2. Materials and Methods

2.1. Study Design and Participants

The National Health and Nutrition Examination Survey (NHANES) is a large cross-sectional study designed to assess the health and nutritional status of children and adults across the United States. The survey began in 1960s and consist mainly of interviews and physical examinations. In 1999, the survey has been conducted on a 2-year cycle. About 5000 participants are selected for data collection each year [17]. Data from 2011–2012 to 2017–2018 were applied to this analysis. A total of 39,156 participants were enrolled in the study, excluding those younger than 18 years of age (n = 15,331), missing sleep duration data (n = 103), missing dual-energy X-ray absorptiometry (DXA) data (n = 12,635) and missing covariate data (n = 1674), resulting in the inclusion of 9413 participants (Figure 1). Notably, 12,635 participants with missing DXA data included 7632 participants aged > 59 years who did not undergo DXA scans. The Institutional Review Board of the National Center for Health Statistics approved the study protocol, and all participants signed consent forms.
Figure 1

Flowchart of participants inclusion from NHANES 2011–2018.
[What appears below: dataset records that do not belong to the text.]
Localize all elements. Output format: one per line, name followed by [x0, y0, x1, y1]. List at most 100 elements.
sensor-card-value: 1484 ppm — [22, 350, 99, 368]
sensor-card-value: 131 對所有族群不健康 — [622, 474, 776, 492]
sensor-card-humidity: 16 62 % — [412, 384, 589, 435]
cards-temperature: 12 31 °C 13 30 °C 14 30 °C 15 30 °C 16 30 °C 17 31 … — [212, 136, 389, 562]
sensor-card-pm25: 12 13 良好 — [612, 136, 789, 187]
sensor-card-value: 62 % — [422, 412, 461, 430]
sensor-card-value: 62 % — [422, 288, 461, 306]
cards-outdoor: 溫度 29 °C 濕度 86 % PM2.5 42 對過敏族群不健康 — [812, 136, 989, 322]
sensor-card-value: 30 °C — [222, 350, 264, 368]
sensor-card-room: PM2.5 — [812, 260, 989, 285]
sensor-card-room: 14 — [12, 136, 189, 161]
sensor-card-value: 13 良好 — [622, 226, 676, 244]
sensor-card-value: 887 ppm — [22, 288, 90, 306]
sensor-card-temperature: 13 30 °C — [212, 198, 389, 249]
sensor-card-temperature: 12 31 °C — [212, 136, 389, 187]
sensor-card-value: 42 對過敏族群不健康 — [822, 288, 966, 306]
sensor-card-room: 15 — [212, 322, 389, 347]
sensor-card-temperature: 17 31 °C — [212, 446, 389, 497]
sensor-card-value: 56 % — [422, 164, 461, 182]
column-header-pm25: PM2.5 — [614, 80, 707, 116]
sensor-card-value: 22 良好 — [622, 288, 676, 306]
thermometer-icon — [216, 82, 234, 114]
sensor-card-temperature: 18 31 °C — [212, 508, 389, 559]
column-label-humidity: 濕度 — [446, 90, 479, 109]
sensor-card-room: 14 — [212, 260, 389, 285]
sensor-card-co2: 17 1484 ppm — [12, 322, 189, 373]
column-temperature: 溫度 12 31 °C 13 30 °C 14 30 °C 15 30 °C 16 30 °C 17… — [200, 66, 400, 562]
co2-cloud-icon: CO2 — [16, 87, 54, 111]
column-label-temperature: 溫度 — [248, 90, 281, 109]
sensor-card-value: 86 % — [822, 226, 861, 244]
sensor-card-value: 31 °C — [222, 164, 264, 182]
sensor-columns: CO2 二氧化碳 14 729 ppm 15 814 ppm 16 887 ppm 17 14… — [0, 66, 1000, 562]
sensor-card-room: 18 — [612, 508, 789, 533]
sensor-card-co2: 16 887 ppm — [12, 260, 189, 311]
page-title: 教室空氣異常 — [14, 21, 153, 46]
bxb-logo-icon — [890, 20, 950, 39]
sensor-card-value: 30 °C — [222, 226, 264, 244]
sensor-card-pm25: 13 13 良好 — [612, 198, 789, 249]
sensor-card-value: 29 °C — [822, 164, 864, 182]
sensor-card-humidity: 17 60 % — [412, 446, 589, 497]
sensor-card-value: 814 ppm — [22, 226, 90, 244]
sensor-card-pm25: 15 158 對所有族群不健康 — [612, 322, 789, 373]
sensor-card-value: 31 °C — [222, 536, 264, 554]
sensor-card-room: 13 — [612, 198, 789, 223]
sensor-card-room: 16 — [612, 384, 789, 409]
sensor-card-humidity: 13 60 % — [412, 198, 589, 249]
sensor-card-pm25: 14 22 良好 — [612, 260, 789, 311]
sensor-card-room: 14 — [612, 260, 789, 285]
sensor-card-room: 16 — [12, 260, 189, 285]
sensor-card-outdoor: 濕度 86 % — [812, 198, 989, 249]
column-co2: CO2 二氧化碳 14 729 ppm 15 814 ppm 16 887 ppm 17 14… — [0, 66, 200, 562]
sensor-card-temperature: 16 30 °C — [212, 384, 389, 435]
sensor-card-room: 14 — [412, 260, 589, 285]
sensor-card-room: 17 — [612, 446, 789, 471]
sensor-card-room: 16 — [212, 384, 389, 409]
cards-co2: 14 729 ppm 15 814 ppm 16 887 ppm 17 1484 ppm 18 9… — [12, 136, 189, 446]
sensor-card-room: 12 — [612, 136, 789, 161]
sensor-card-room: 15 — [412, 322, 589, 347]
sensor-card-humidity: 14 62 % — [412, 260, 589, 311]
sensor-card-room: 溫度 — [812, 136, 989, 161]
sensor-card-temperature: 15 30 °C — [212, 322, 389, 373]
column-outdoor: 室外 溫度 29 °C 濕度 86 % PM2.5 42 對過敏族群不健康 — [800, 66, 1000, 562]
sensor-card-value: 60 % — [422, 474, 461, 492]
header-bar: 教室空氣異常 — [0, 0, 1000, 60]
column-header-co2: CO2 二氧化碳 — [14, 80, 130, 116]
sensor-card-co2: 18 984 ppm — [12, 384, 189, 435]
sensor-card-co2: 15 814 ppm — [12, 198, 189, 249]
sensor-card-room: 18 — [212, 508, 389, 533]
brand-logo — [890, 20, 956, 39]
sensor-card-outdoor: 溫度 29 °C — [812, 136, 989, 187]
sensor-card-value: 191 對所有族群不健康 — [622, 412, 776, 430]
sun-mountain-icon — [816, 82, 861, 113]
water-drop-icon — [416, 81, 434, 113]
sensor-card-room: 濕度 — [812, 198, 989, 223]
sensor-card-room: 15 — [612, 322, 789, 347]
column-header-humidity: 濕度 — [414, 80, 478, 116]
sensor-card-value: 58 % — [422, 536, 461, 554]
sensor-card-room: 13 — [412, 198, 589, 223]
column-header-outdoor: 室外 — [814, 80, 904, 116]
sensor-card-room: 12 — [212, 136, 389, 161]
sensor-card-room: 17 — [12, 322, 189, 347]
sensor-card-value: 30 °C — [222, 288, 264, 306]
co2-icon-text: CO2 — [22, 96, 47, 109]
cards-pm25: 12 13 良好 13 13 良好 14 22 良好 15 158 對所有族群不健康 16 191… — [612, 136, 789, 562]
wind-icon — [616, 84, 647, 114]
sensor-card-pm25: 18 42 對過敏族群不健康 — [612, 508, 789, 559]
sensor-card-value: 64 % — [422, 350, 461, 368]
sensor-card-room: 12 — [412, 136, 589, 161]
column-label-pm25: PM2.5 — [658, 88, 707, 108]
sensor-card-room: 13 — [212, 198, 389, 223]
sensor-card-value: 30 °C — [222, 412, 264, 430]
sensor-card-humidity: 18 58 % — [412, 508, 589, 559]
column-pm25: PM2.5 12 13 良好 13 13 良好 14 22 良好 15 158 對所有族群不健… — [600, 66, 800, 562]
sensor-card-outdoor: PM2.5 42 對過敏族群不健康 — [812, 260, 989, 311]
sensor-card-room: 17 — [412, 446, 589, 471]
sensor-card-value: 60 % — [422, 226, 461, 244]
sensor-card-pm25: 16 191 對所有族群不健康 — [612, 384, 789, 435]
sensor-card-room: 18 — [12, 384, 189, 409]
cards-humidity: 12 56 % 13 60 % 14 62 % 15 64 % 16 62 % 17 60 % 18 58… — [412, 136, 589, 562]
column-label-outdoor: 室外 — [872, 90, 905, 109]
2.2. Definition of Regional Fat Mass

Whole-body DXA scans were performed on participants aged 8–59 years by professional operators, excluding pregnancy; self-reported history of radiographic contrast (barium) use within the past 7 days; self-reported weight more than 450 pounds or height over 6’5”. Hologic Discovery model A densitometers (Hologic, Inc., Bedford, MA, USA) were used for scanning. All DXA scans needed to undergo quality control and analysis, resulting in measurements of soft tissue and bone in various parts of the body. The present analysis included total FM, left and right arm FM, left and right leg FM and trunk FM. The arms and legs FM were defined as the sum of both limbs FM respectively. Fat mass Index (FMI) was obtained by dividing FM (kg) by height squared (m2).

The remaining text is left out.